Impugnação
de Normas no Contencioso Administrativo
O conceito de regulamento
administrativo encontra-se devidamente tipificado no actual artigo 135º do
Código do Procedimento Administrativo (CPA), ao referir que “Para efeitos do
disposto no presente Código, consideram-se regulamentos administrativos as
normas jurídicas gerais e abstractas que, no exercício de poderes
jurídico-administrativos, visam produzir efeitos jurídicos externos”.
A impugnação de normas
administrativas aplica-se portanto, a todas as normas jurídicas gerais e
abstractas – ou que possuam apenas uma dessas características – que provém de
autoridades públicas e/ou de particulares que participem no exercício da função
administrativa. Exclui-se deste preceito os actos que sejam materialmente
administrativos e igualmente as normas jurídicas dispostas no âmbito da função
legislativa.
Recordando
o regime histórico subsistente à data da reforma do Contencioso Administrativo,
e segundo a opinião do Professor Vasco Pereira da Silva, antes de 1985 a
reacção contenciosa em sentido contrário aos regulamentos administrativos,
podia ser exercida de três formas distintas: i) Através da via incidental, que consistia no fundo, numa
apreciação indirecta do regulamento administrativo. Na existência de um
regulamento ilegal que legitimasse a prática de um determinado acto, ao
declarar a nulidade do acto, o tribunal poderá igualmente desaplicar o regulamento
ilegal que servia de fundamento ao acto. Era uma espécie de incidente da
questão principal. ii) Outra
forma de reacção seria através de um meio processual genérico, previamente
regulado nos artigos 66 e seguintes da Lei de Processo dos Tribunais
Administrativos (LEPTA). Este meio podia ser utilizado contra qualquer norma
regulamentar, independentemente do órgão ou entidade que a tivesse emanado,
tendo apenas como requisito a exequibilidade da norma, ou desta, já ter sido
declarada ilegal em três casos concretos. iii)

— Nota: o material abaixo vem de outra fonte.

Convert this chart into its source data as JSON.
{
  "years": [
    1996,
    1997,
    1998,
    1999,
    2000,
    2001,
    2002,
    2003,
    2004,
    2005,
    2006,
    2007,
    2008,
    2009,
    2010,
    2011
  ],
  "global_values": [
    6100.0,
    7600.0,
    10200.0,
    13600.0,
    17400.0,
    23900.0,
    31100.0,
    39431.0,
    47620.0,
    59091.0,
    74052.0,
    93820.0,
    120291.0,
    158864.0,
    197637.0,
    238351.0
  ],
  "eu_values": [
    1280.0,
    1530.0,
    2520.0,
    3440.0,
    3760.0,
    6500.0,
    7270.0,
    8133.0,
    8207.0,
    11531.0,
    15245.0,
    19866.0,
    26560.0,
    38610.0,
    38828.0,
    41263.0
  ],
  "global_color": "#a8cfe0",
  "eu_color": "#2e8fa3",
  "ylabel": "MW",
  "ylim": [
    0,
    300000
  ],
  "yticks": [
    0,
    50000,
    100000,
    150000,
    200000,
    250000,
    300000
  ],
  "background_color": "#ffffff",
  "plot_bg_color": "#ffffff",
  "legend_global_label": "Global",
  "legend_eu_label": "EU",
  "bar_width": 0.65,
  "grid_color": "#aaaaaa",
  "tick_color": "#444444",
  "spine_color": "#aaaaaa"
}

O terceiro meio de reacção contenciosa consistia num meio processual especial,
no qual a impugnação das normas respeitava apenas os regulamentos provenientes
da administração local comum (órgãos da Administração Pública Regional ou
Local, das Pessoas Colectivas de Utilidade Pública Administrativa e dos
Concessionários, dos artigos 51º, nº1 do Decreto-Lei 129/84). Poder-se-á
afirmar que era uma via bastante mais restrita, embora estivesse imune às
condições estabelecidas para a via anterior.
Este enquadramento jurisprudencial
permite uma visão abrangente do desenvolvimento jurídico em sede de impugnação
de normas administrativas. É visível a ideia de dualidade de meios processuais
até 1985 – meio processual genérico e meio processual especial – e ainda numa
análise aos antecedentes históricos constitucionais, importa referir a reforma
de 1997, na qual o artigo 268º, nº5 da Constituição da República Portuguesa
(CRP), aditou o direito de impugnação judicial directa de normas
administrativas com eficácia externa, quando estas prejudiquem direitos ou
interesses legalmente protegidos dos particulares.
Na
reforma do Contencioso Administrativo de 2004, uma das suas principais
orientações prendeu-se com o estabelecimento de um regime uniforme,
estabelecendo-se como padrão, o meio processual genérico. Esta uniformização do
contencioso regulamentar, no entender do Professor Vasco Pereira da Silva,
violava o direito fundamental de impugnação de normas jurídicas lesivas dos
direitos particulares – o supracitado artigo 268º/5 da Constituição da
República Portuguesa – por referir, expressamente, na letra do artigo 73º/2 do
CPTA, que em casos de declaração de ilegalidade, quando se trate de uma norma
jurídica exequível, esta apenas produz efeitos no caso concreto, o que no seu
entender, tratar-se-ia de uma restrição afecta à extensão e alcance do conteúdo
essencial do direito.
Segundo
o Professor Vieira de Andrade, a reforma do Contencioso Administrativo de 2004,
permitiu delinear duas modalidades de impugnação de normas, uma vez que se
decalcam dois tipos de pedidos, o (1)
pedido de declaração com força obrigatória geral e o (2) pedido de declaração de ilegalidade no caso concreto.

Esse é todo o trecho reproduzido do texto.